Ex Libris by David Hughes

Reviewed by JPL

Ex Libris stands out: this is not just a good man’s life, but a testament, as few books of poetry actually are – poetry as an exemplary response. One of the events that precipitated David Hughes’ poetry was the loss of a friend on a rock-face: as with any grief, this startles and sears. Hughes’ encouragement of others in writing and poetry, as teacher, friend and support, is a life well-lived.

In his affectionate preface, Anthony Dunn writes that the process of editing felt as if it was “uncovering some important secrets”. Indeed it was, the most general being the secret of an unheralded and accomplished poet, but there are more specific secrets too.

My life has been
Cold Mountain.

The paths of my going
and of my coming
are loose on the clatter
of scree still
finding its angle.

[‘My life has been’]

I saw you tonight
passing like a ghost on the dark hill
in dusk hovering and into dark pouncing
to a noise beyond the wall on the far moor….

The noise was not you;
but at least I can say,
at least I saw you today.

[‘Barn Owl’]

The first secret lies in the way that Hughes’ poems are gifts to others, often dedicated to them – none more so than his climbing companion and friend, Barry Daniel, who was killed while leading an expedition of students on the Austerdalsein. Hughes’ befriending of ‘Young Dave’ – a troubled young offender who attacked him – and the prison letters and poems composed between them, are not without a down-to-earth humour that eschews sentimentality:

Perfection, where all things are fixed and true?
It doesn’t sound the kind of heaven to strike
you dumb with wonder; you’d have nowt to do

You’d much prefer a heaven where gods might hike
on sponsored walks that you could organize –
to build a climbing wall, or something like.

[‘Valediction’]

The skill of varied line throughout the book is testament to Hughes’ accomplishment. Contrast the long line, say in ‘East of Ypres, Sanctuary Road’ with the poems already quoted:

November night in Sanctuary Wood: the broken Old
Contemptibles
have re-assembled in the low ridge lee, where field-gun
shrapnel
tears the year’s last foliage from trees that splinter, till it
seems there’ll never be
a spring sprung green again. Soldiers, sleeping shallow
under leaf-mould

and while some may find too many s’s on the line ‘Soldiers, sleeping shallow’, consider the stresses, the musicality of consonantal cluster and internal rhyme that catches the breath, a kind of struggle to read as well as to view the clear image that sense of Ypres successfully evokes. The second secret is not just a sense of care and integrity regarding the individual, but also a sense of horror at the outrage of war upon each of us.
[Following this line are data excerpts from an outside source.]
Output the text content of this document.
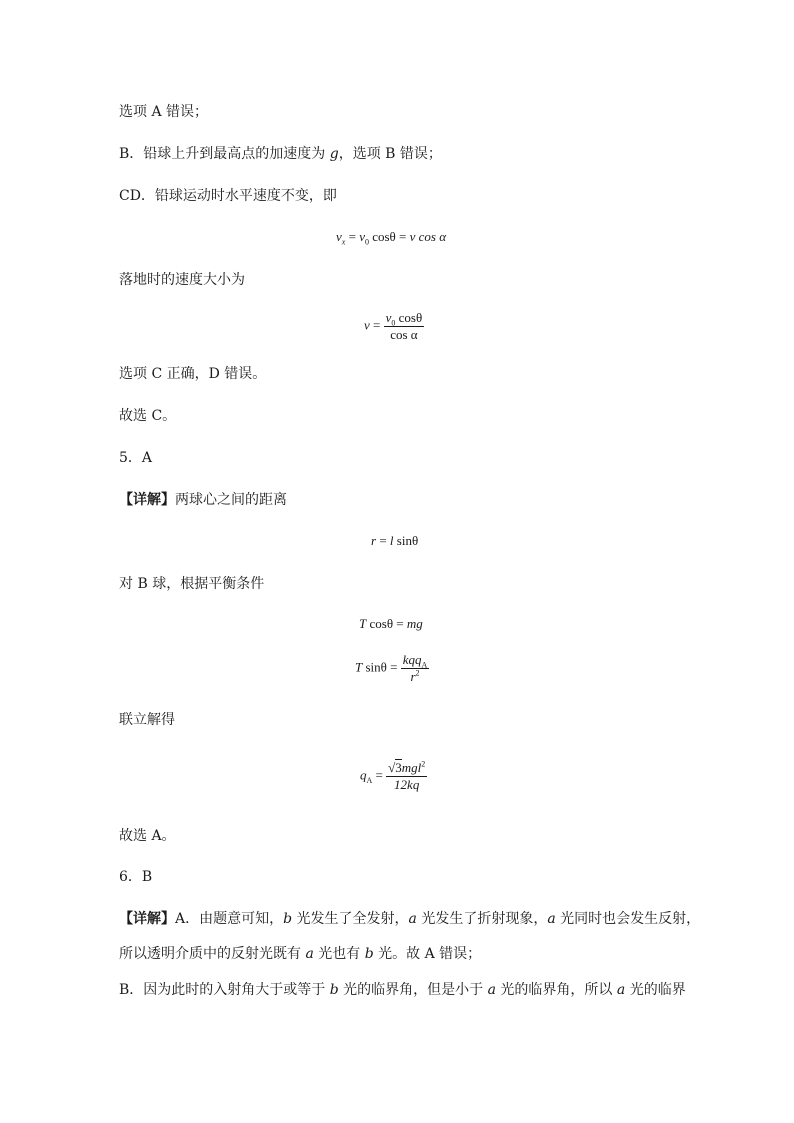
选项 A 错误；
B．铅球上升到最高点的加速度为 g，选项 B 错误；
CD．铅球运动时水平速度不变，即
$v_x = v_0$ cosθ = v cos α
落地时的速度大小为
$v = \frac{v_0 \cos\theta}{\text{cos α}}$
选项 C 正确，D 错误。
故选 C。
5．A
【详解】两球心之间的距离
r = l sinθ
对 B 球，根据平衡条件
T cosθ = mg
T $\sin\theta = \frac{kqq_A}{r^2}$
联立解得
$q_A = \frac{√3mgl^2}{12kq}$
故选 A。
6．B
【详解】A．由题意可知，b 光发生了全发射，a 光发生了折射现象，a 光同时也会发生反射，
所以透明介质中的反射光既有 a 光也有 b 光。故 A 错误；
B．因为此时的入射角大于或等于 b 光的临界角，但是小于 a 光的临界角，所以 a 光的临界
Seven of the players down by Armistice Day –
And even the slender boy in the Umpire’s coat,
Yes, even the Umpire lost his cheerful name
By the end of the War by being Jolly dead.

[‘Summer 1913’]

‘Edward Thomas, 5th February 1917′ is Hughes’ homage to a sensibility he clearly shared –

And poplars at the village end,
And mistletoe in a field. Snow lay
Among the railway tracks, as pale
As the cold, crimson, sunset sky.

And for that minute a field gun sang
Close by, and round it, as deadly,
Duller and duller, all the guns
Of Flanders and of Picardy.

Ex Libris is a bookplate and a word game, but also something of vital importance: it details the value of a true friendship, evocations that a reader of the poem can authentically engage with. The reader of David Hughes will hear ‘stories to tell’, accessible, lyrical and felt:

Your owl’s much more than a ‘bird of wisdom’ now:
it calls along my days like memory,
or smoke which re-assembles its solidity,
a flame that shrinks to kindling…..

It haunts those barns which crumble from neglect
back into earth, where spores spin up through beams
of light, or timber, ready to begin.

‘Owl’

So many poets are published that we live in a wealth of talent today, richly foraged by small presses and magazines. Even so, some could be easily missed. We owe a debt to Anthony Dunn, the editor of this book, but he has yet more work to do. David Hughes’ Whitby/Scarborough poems are something for us all to look forward to, of which we have a mere taster in one poem included in this collection. There is reason why Valley Press have produced this as a first hardback in their catalogue. This is a quality collection, to be heralded and appreciated for its deftness of line, musicality of ear and sensibility addressing major themes. From the climbing peaks of Wales, Iceland and Norway Hughes dug in his crampons, lauded the values of being which climbing seems to nurture:

my own life
at the cwm’s rim
or on the steep
escarpment’s sudden edge.

Becoming competent, having the scenery mapped,
began to guide others.

I’d like to take you all the way.

[‘Prepared Early’]

There is his offer. David guided many when alive; he is doing so still.